Questa visione sentimentale dei rapporti di potere appare molto rivoluzionaria, rispetto soprattutto a quella “meccanicistica”, molto più diffusa allora, che vedeva nella coercizione e nella forza l’unico collante sociale alla base del potere. Che l’opinione sia il concetto cardine per l’analisi delle relazioni politiche è un dato già presente nell’opera giovanile Trattato sulla Natura Umana. Sulla questione della sottomissione al governo, Hume fa appello all’autorità popolare, perché le opinioni della massa “hanno un’autorità particolare, e sono quasi del tutto infallibili”, ed essa non soltanto occuperebbe un ruolo centrale nei processi di transizione del potere, ma sarebbe l’essenza stessa della realtà politica.

Hume nell’analisi si spinge oltre e afferma che i rapporti di causa-effetto non avvengono solamente quando un oggetto produca un movimento o azione che ha conseguenze sull’altro, ma anche quando uno dei due oggetti abbia il “potere di produrli”. Questo meccanismo di immaginazione e potere sarebbe alla base di ogni rapporto di dovere, e dunque di legame fra governanti e governati. Secondo il filosofo, infatti, l’ordine sociale è il frutto di un processo di comunicazione di passioni e sentimenti, a sua volta espressione di queste forze immaginarie che danno una direzione alle condotte individuali. Il governo deve perciò far molta attenzione a maneggiare le opinioni sociali, per il rischio sempre presente di mettere in crisi le strutture sociali sulle quali si fonda la sua stessa legittimità.
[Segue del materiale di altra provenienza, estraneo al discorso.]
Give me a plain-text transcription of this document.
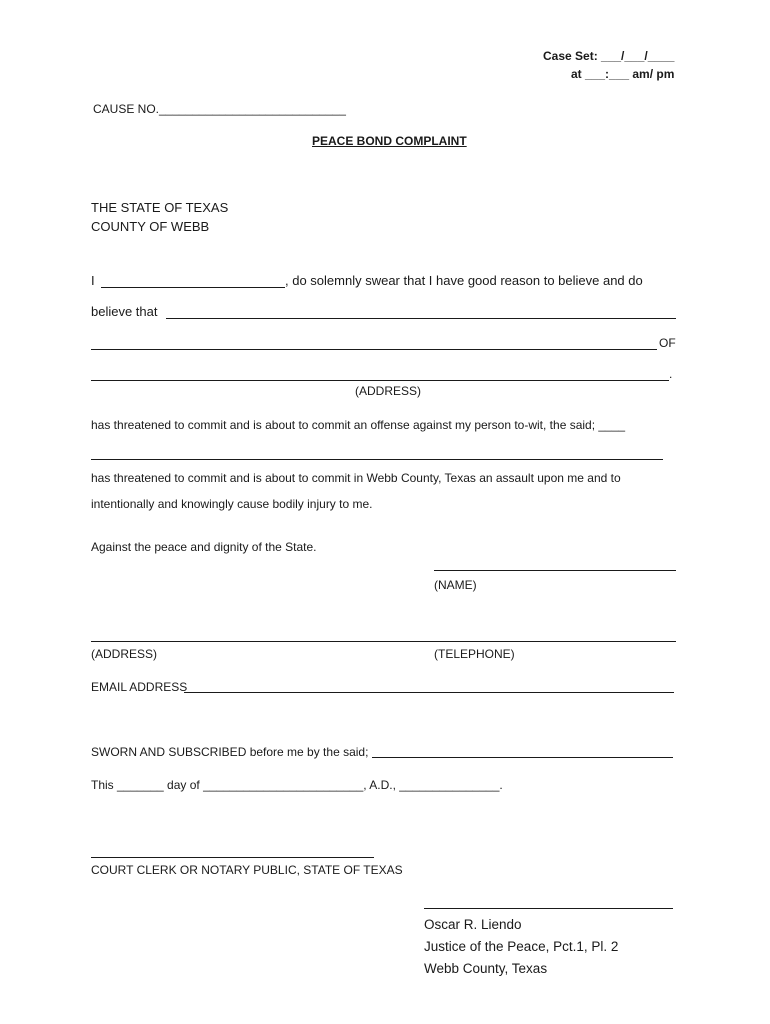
Case Set: ___/___/____
at ___:___ am/ pm
CAUSE NO.____________________________
PEACE BOND COMPLAINT
THE STATE OF TEXAS
COUNTY OF WEBB
I	, do solemnly swear that I have good reason to believe and do
believe that
OF
.
(ADDRESS)
has threatened to commit and is about to commit an offense against my person to-wit, the said; ____
has threatened to commit and is about to commit in Webb County, Texas an assault upon me and to
intentionally and knowingly cause bodily injury to me.
Against the peace and dignity of the State.
(NAME)
(ADDRESS)	(TELEPHONE)
EMAIL ADDRESS
SWORN AND SUBSCRIBED before me by the said;
This _______ day of ________________________, A.D., _______________.
COURT CLERK OR NOTARY PUBLIC, STATE OF TEXAS
Oscar R. Liendo
Justice of the Peace, Pct.1, Pl. 2
Webb County, Texas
Autorità politica e autorità sociale appaiono come interdipendenti e come due facce della stessa medaglia: il governo assicura la conservazione di determinate autorità sociali, e queste ultime garantiscono che i rapporti di potere e obbedienza siano percepiti come naturali. Il governo diventa dunque un prodotto della società, piuttosto che il presupposto sul quale essa si fonda.

L’originalità della filosofia politica di Hume risiede proprio nell’individuare il peso politico del concetto di “opinione”, nonostante non venga nominato nella principale ricostruzione storica dell’opinione pubblica formulata da Habermas (1962), e l’importanza della sua opera appare ancora più evidente se ascritta al contesto dell’emergere del moderno costituzionalismo.